Abstract
Oculo- cerebro- renal syndrome of Lowe (Lowe syndrome), caused by mutation of OCRL1, is a rare, multisystem disorder characterized by bilateral cataracts, mental retardation, hypotonia and renal tubular abnormalities, whereas Dent disease, mainly caused by mutations in the chloride channel gene (CLCN5), is distinguished by exclusive renal tubular dysfunction resulting in low- molecular- weight proteinuria, hypercalciuria, nephrocalcinosis and urolithiasis.

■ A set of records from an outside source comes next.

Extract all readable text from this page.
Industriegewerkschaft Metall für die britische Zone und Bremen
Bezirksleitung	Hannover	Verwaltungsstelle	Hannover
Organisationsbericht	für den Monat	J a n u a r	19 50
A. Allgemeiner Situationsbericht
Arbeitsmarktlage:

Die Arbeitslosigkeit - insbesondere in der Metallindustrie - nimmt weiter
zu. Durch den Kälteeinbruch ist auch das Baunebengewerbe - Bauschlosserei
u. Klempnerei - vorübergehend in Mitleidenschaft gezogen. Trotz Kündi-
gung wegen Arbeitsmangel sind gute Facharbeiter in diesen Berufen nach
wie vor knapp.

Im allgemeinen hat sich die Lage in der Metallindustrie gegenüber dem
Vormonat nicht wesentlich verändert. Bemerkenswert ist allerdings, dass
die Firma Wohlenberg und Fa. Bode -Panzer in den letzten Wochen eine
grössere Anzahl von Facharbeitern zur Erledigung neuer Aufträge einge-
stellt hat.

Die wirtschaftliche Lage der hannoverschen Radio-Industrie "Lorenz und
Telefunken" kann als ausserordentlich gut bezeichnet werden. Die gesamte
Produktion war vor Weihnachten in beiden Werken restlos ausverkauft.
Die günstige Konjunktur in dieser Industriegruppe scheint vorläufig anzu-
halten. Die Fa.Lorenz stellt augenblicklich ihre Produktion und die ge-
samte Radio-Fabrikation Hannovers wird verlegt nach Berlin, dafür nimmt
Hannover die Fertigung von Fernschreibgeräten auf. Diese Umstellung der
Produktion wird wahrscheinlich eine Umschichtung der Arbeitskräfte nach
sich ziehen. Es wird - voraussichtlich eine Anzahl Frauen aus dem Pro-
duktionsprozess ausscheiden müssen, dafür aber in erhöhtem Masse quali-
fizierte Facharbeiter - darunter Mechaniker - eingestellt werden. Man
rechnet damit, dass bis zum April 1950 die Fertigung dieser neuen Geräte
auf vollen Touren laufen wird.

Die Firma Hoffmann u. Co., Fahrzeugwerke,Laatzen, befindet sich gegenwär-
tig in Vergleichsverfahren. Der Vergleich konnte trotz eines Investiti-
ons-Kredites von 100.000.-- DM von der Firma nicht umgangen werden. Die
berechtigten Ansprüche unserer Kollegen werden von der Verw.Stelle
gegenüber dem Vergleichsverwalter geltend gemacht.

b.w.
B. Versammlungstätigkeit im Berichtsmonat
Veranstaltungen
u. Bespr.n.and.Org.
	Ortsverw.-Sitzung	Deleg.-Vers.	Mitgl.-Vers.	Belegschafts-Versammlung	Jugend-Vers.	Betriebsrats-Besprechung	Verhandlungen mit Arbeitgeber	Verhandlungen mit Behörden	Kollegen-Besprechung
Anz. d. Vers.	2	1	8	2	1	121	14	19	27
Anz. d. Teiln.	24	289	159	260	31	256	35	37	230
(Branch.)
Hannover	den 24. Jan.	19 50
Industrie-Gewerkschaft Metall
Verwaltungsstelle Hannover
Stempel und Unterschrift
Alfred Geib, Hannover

We encountered a 3 year-old-boy with asymptomatic tubular proteinuria and hypercalciuria. He was initially diagnosed as having Dent disease because there were no clinical and laboratory findings indicating Lowe syndrome, mitochondrial encephalopathy, interstitial nephritis or Fanconi syndrome. However, short stature, mental retardation and cataract, all of which were not observed at first visit, have developed since 6 years of age. Genomic DNA analysis for OCRL1 disclosed nonsense mutation while that for CLCN5 did not.
In summary, mutation of OCRL1 should be considered and sought in children having asymptomatic tubular proteinuria who do not demonstrate extra- renal manifestations featuring Lowe syndrome.